Google Earth es muy excitante, pero de algún modo traiciona el espíritu de la aventura. Ya no podemos suponer que hay una ciudad precolombina funcionando bajo la bóveda de las selvas del Yucatán.
El único territorio sin explorar que todavía prevalece no es una región sino las profundidades oceánicas. Bien es cierto que quedan regiones vírgenes sin investigar en la Amazonia y en la Orinoquia, en América. Y en Papúa–Nueva Guinea en el sudeste asiático. Pero África, la ensoñación aventurera por antonomasia, con las búsqueda de las Fuentes del Nilo por parte del intrépido Burton…, ya está cartografiada y clasificada.
Y ¿qué decir de los avances técnicos?

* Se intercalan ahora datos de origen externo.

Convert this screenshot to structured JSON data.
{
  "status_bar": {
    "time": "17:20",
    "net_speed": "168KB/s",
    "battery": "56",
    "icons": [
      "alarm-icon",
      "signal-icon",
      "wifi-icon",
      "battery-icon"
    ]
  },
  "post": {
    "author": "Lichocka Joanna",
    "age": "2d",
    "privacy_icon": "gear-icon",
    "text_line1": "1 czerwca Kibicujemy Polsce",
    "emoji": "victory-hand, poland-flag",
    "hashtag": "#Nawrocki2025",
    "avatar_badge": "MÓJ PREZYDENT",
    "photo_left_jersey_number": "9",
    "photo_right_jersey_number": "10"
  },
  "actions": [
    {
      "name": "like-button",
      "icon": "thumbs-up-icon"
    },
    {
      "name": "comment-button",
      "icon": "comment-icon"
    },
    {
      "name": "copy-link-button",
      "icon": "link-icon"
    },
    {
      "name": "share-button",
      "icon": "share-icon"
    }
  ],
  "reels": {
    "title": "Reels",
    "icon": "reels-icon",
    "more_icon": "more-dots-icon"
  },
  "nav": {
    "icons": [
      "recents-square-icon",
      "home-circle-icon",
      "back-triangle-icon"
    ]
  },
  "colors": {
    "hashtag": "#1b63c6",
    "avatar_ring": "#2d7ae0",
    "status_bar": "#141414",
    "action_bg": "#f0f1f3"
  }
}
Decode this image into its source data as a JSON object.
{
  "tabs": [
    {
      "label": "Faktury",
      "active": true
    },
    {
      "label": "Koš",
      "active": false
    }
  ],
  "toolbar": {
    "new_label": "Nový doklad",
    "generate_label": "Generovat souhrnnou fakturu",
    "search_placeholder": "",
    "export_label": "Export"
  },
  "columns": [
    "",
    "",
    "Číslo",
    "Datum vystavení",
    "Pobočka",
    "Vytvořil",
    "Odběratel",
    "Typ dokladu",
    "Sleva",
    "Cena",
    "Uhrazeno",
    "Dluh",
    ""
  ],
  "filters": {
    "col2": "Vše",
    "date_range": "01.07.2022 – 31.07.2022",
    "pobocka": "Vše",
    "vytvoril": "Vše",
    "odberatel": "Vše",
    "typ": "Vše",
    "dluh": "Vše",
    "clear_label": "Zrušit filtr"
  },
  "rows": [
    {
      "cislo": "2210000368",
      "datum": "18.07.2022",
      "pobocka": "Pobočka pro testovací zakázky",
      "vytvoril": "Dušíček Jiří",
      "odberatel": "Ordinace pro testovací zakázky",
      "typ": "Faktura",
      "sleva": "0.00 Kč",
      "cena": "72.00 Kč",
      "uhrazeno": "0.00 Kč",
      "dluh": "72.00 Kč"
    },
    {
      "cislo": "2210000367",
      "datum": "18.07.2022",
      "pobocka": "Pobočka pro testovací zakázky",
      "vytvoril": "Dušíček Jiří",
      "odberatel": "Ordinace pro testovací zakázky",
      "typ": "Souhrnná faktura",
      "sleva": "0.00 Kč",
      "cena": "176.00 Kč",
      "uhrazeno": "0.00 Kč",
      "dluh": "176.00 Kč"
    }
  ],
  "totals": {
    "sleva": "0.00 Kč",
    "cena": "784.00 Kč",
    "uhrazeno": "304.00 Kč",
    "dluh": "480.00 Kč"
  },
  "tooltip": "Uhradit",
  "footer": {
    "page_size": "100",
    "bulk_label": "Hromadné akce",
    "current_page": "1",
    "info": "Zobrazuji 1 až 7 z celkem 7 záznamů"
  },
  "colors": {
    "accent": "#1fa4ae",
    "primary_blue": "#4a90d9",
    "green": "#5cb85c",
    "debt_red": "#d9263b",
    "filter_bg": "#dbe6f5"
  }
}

Mucho se prosperó en todo durante el XIX, sin el concurso siquiera de la electricidad, que no comenzó a ser amaestrada hasta los últimos años del siglo.
Todo era posible en el XIX. En el XX las dos grandes guerras fratricidas nos arrojaron a la cara el lado oscuro del progreso y, cuando el milenio agonizaba, Internet ya se abría paso como un cachorro increíblemente bien dotado y listo para evolucionar hasta límites que todavía ni siquiera intuimos.
Respecto a la deliciosa y ambigua moral decimonónica, fueron sus mimbres los que inspiraron a Oscar Wilde las atmósferas de El retrato de Dorian Gray o de sus retorcidos y suculentos relatos.
Los escotes de las damas en las fiestas de la alta sociedad adornados con suntuosos collares, sus peinados imposibles, el fru-fru de las telas de sus faldas o la severidad de sus corsés, que habían de vestirse con la ayuda de solícitas doncellas, todo ello conformaba un universo onírico a la luz de las bujías y de las grandes lámparas de cristal que albergaban cientos, acaso miles, de velas en las ocasiones especiales. Y la música, siempre en directo, siempre en vivo. Spotify no se puede comparar con un cuarteto de cuerda interpretando para nosotros nuestras piezas favoritas en el salón mientras los caballeros hablan de negocios y dan profundas caladas a sus enormes cigarros. Algunos se atusan los bigotes, otros consultan distraídamente sus relojes de cadena…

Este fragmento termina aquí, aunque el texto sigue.